21. The lender/client may disclose or distribute this appraisal report to: the borrower; another lender at the request of the borrower; the mortgagee or its successors and assigns; mortgage insurers; government sponsored enterprises; other secondary market participants; data collection or reporting services; professional appraisal organizations; any department, agency, or instrumentality of the United States; and any state, the District of Columbia, or other jurisdictions; without having to obtain the appraiser's or supervisory appraiser's (if applicable) consent. Such consent must be obtained before this appraisal report may be disclosed or distributed to any other party (including, but not limited to, the public through advertising, public relations, news, sales, or other media).

23. The borrower, another lender at the request of the borrower, the mortgagee or its successors and assigns, mortgage insurers, government sponsored enterprises, and other secondary market participants may rely on this appraisal report as part of any mortgage finance transaction that involves any one or more of these parties.

We believe the issues these two provisions present have been unnecessarily complicated by entities that may want appraisers to believe their reports aren't their own work, and data companies and AVM developers that want to get their hands on appraisers' data without paying for it, like they have been for years. Organizations expressing concern about the language and hosting panel discussions in conference settings recently have at one time or another been involved on the AVM end of things, trying to facilitate getting appraisers' work into collateral databases and AVM engines.

The fact that a borrower might now "rely" on a report is arguably a change in the law and practice from previously. There have been cases where courts have said borrowers could sue over a faulty appraisal, and some that have said since there was no contractual relationship, they couldn't. The key is the limiting language "as part of any mortgage finance transaction that involves any one or more of [the] parties." You will not be sued by a borrower over the appraisal you did on their refinance last year because they couldn't use it to sell their house, or challenge their assessment.
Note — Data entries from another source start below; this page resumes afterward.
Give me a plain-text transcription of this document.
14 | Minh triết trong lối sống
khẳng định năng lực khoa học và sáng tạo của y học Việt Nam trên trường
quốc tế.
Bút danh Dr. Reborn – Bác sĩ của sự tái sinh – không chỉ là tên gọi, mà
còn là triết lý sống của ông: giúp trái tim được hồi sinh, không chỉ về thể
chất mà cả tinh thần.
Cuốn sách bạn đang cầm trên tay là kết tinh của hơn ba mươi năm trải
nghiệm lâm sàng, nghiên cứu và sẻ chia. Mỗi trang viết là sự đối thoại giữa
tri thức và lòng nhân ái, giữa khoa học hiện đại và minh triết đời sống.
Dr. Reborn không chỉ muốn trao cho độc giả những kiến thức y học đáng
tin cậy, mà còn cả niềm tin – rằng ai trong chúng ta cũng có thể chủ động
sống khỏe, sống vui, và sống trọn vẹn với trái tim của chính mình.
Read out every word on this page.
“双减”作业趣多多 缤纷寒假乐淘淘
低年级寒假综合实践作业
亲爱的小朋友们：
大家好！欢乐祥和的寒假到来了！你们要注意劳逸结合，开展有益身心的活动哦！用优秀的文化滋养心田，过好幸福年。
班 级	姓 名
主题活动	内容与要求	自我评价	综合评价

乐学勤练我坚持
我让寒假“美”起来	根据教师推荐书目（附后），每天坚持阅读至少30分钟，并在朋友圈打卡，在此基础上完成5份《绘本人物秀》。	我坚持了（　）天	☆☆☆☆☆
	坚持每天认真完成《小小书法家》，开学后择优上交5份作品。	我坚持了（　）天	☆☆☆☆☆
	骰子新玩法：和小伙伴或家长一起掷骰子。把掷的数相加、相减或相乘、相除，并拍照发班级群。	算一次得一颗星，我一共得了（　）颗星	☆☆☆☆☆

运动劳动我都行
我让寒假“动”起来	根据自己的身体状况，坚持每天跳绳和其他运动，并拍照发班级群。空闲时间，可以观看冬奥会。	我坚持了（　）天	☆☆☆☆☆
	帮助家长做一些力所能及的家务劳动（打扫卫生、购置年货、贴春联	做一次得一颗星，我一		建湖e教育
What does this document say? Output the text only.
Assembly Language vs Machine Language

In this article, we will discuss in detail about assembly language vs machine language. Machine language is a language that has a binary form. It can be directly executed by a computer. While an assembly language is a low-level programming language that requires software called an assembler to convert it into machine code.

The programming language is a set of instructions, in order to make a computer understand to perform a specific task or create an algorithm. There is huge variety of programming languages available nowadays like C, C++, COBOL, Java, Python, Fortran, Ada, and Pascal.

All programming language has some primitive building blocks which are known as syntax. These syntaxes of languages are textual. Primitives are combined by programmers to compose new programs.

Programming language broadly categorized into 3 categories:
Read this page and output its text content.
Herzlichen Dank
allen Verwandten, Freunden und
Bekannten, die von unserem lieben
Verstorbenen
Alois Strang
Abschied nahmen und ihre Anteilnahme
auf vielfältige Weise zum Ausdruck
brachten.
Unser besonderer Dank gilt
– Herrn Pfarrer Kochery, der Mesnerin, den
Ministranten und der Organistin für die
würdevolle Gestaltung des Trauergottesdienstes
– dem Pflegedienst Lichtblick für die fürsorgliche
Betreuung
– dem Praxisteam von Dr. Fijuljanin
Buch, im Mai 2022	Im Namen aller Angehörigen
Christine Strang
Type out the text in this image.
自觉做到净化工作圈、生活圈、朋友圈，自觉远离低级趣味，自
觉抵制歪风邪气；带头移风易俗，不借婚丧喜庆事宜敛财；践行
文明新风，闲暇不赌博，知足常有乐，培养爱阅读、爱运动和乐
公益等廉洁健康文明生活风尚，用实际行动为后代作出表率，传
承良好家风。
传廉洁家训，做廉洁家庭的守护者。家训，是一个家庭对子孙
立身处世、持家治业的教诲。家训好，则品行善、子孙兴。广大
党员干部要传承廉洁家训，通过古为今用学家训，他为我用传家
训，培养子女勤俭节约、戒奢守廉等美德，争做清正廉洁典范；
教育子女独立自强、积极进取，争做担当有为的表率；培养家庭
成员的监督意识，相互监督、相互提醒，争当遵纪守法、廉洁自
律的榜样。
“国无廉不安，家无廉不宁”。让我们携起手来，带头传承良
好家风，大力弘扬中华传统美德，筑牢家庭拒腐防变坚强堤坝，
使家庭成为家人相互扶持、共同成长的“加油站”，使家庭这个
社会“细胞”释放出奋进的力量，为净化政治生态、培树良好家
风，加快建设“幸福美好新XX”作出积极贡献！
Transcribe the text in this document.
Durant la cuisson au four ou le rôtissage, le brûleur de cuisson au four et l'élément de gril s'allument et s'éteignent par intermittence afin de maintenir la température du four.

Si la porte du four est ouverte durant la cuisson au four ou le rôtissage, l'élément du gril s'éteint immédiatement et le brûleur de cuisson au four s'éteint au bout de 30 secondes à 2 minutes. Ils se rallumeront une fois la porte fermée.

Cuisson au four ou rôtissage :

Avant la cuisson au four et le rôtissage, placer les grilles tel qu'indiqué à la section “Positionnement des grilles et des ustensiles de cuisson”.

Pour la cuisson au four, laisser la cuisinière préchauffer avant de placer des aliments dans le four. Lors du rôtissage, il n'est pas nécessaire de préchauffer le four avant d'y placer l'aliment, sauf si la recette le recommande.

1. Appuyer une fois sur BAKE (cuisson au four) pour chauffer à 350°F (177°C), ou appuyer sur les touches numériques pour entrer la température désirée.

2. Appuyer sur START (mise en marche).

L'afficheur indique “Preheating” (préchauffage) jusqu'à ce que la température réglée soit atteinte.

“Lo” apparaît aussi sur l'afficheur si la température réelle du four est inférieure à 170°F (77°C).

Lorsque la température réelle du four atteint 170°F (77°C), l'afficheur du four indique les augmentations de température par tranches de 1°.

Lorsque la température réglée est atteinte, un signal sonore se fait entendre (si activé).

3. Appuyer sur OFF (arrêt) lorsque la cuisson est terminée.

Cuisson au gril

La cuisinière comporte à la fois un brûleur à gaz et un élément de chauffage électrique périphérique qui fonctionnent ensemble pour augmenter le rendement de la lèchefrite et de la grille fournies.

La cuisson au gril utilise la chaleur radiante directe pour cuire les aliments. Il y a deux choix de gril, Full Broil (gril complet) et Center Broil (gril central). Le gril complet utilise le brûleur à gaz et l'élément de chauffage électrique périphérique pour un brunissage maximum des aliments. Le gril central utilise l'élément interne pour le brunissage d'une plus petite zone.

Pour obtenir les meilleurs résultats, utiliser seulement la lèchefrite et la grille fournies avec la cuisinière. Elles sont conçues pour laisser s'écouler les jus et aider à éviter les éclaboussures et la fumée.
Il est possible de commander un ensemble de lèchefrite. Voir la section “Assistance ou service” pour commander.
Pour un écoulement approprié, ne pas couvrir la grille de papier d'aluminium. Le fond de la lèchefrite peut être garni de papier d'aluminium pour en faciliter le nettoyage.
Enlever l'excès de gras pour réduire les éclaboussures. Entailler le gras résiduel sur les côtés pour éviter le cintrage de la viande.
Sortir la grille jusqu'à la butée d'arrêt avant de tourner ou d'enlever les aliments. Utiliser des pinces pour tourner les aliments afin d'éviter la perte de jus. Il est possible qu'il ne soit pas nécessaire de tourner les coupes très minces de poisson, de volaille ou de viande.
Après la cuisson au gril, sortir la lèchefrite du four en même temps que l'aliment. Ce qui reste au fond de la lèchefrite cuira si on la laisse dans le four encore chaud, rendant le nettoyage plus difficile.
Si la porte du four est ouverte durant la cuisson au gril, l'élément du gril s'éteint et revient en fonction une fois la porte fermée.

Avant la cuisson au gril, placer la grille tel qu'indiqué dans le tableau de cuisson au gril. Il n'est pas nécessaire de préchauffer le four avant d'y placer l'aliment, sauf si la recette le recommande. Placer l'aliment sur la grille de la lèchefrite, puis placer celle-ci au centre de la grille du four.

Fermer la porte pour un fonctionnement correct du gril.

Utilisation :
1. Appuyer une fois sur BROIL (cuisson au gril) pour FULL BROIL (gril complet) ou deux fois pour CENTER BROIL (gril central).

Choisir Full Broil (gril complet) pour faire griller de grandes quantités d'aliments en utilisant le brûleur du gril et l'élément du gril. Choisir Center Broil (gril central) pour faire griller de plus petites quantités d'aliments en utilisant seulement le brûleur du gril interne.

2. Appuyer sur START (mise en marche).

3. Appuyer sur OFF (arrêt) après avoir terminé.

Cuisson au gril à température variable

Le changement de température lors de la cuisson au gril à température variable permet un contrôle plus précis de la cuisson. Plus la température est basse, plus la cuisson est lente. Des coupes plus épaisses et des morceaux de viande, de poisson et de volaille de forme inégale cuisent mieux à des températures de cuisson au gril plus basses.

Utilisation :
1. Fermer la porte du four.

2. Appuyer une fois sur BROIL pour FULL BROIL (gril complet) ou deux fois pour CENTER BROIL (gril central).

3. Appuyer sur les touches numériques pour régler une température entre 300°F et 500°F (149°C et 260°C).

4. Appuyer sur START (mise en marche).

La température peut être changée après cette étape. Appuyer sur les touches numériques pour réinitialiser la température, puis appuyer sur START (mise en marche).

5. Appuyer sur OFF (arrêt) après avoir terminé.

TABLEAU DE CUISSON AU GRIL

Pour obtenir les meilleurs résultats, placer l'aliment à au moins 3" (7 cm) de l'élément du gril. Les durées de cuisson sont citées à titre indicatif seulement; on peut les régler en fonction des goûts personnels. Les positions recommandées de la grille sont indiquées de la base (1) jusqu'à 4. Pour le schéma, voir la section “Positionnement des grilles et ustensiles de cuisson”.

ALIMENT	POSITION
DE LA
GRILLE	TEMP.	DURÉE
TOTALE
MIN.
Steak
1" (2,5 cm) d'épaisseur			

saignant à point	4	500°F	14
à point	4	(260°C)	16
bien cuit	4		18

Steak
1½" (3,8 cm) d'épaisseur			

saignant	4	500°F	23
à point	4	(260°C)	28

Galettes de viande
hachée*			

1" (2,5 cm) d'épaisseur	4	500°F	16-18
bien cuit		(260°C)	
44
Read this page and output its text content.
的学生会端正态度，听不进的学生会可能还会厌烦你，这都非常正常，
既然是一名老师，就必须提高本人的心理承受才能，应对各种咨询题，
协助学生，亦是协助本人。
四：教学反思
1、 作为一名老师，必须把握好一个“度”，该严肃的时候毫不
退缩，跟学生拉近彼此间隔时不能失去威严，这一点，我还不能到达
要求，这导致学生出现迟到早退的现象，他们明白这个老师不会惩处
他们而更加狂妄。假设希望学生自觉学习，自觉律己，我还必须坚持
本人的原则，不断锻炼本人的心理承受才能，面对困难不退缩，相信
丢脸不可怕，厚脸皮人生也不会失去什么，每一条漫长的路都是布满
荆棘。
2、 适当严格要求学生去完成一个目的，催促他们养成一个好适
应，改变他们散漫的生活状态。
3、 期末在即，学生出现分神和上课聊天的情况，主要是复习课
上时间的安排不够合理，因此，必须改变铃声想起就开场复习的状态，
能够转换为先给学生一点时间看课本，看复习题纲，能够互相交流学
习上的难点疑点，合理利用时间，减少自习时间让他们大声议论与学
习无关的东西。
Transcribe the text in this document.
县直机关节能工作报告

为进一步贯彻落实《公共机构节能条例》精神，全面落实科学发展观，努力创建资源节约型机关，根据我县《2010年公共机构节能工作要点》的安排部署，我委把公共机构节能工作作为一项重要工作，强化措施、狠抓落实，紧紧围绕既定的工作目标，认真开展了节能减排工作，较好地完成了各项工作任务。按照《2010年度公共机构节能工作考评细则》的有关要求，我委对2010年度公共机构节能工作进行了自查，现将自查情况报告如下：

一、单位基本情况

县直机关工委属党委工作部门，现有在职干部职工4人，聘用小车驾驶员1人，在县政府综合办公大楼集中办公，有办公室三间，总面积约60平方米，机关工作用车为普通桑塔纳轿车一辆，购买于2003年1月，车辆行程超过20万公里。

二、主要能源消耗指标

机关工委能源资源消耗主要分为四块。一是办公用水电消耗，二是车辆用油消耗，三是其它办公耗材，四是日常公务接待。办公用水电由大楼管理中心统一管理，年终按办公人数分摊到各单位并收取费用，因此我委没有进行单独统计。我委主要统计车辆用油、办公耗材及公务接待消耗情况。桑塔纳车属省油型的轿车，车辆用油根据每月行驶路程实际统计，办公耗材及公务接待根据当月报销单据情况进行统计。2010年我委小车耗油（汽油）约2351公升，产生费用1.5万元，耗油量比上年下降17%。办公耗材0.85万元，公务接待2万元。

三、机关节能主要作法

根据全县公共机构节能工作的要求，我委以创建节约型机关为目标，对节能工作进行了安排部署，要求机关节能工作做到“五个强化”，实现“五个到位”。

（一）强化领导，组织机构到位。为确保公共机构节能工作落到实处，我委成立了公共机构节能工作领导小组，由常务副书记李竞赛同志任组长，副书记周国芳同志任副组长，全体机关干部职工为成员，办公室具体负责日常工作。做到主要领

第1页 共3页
The intended use and intended user serve as notice that you are conveying only certain rights to certain parties and are not anticipating any future use or user not contemplated by the transaction.

Data companies are more interested in certification No. 21, which provides that the report may be "disclose[d] or distribute[d] to" various people. It's said that this means appraisers give up the right not to have their work inputted into a collateral database by "data collection or reporting services." This is not true. As the owner of the intellectual property represented by your report, only you can say who can use the report for what purpose. The intended use "is for the lender/client to evaluate the property that is the subject of this appraisal for a mortgage finance transaction." To the extent others may "rely" on the report, that is only in conjunction with a mortgage finance transaction as well.

By conveying a URAR and supporting material to your client, you do not give up your rights! Nothing in the appraiser's certification or elsewhere gives your client, data companies, Fannie Mae or anyone else the right to use your work for purposes you haven't agreed to. And all you've agreed to is to allow "the lender/client to evaluate the property." The report may be "disclosed or distributed to" others, but those others may not use the report outside the limited context of a "mortgage finance transaction" without your permission. Without an express, written agreement – which the appraiser's certification is not – your client gets what they always get from you: a limited use license. If you want to bargain away your rights, you have to affirmatively do so. (And we think you should charge more for it.)

Don't be misled into thinking that by completing and signing the new URAR you're signing your rights away. Your report is your intellectual property and you control who gets to use it, for what purpose. The URAR's conditions aren't as expansive as some AVM developers and their well-wishers would have you believe.